Keep Your Eye on What is Being Estimated
It is common for political polls to quote a margin of error of plus or minus 3 percent. It might happen, however, that in two separate polls between Jones and Smith in the same week one might have Jones ahead by 2 percent in one poll while the other poll might have Jones ahead by 10 percent. How can this be?
A misleading feature of most current media stories on political polls is that they report the margin of error associated with the proportion favoring one candidate, not the margin of error of the lead of one candidate over another. To illustrate the problem, suppose one poll finds that Mr. Jones has 45 percent support, Ms. Smith has 41 percent support, 14 percent are undecided, and there is a 3 percent margin of error for each category.
If we note that Mr. Jones might have anywhere from 42 percent to 48 percent support in the voting population and Ms. Smith might have anywhere from 38 percent to 44 percent support, then it would not be terribly surprising for another poll to report anything from a 10-point lead for Mr. Jones (such as 48 percent to 38 percent) to a 2-point lead for Ms. Smith (such as 44 percent to 42 percent).
In more technical terms, a law of probability dictates that the difference between two uncertain proportions (e.g., the lead of one candidate over another in a political poll in which both are estimated) has more uncertainty associated with it than either proportion alone.
Accordingly, the margin of error associated with the lead of one candidate over another should be larger than the margin of error associated with a single proportion, which is what media reports typically mention (thus the need to keep your eye on what's being estimated!).
Until media organizations get their reporting practices in line with actual variation in results across political polls, a rule of thumb is to multiply the currently reported margin of error by 1.7 to obtain a more accurate estimate of the margin of error for the lead of one candidate over another. Thus, a reported 3 percent margin of error becomes about 5 percent and a reported 4 percent margin of error becomes about 7 percent when the size of the lead is being considered.

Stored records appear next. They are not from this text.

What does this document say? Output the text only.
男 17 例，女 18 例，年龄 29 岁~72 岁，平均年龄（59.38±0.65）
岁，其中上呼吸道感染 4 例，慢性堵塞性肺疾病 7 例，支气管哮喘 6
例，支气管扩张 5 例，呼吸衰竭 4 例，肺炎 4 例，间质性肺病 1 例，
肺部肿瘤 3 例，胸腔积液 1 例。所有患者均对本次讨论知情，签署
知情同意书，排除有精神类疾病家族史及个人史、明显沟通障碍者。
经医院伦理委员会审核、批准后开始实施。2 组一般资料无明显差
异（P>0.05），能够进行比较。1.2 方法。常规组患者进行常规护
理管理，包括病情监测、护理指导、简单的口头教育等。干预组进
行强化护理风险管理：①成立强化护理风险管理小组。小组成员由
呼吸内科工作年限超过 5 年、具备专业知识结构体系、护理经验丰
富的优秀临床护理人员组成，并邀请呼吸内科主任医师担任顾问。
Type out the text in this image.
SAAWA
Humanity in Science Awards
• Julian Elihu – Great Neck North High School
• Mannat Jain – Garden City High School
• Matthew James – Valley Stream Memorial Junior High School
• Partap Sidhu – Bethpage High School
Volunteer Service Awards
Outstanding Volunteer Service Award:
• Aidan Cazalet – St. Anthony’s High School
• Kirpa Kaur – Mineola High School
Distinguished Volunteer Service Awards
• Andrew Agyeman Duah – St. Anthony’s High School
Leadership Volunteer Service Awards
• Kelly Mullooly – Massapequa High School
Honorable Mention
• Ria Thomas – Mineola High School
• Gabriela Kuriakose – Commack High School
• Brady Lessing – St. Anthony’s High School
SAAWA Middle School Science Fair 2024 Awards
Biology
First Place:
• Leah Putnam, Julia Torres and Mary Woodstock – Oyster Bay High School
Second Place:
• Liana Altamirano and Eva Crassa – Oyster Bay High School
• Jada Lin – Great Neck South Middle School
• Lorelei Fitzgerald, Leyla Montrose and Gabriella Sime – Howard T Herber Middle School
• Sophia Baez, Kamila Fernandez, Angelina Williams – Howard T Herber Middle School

Where Can I Get More Information
There is a lot more to be said about the use of the term "margin of error." Surprisingly, there is even some controversy about its meaning. For those interested in reading more about this controversy, a Sunday, June 14, 1998, "Unconventional Wisdom" column by Richard Morin in The Washington Post may be a good start.
With most polls still by telephone, there are many nonsampling error issues that could arise and overwhelm sampling error considerations like those embodied in the margin of error. Chapter 4 has more to say on these.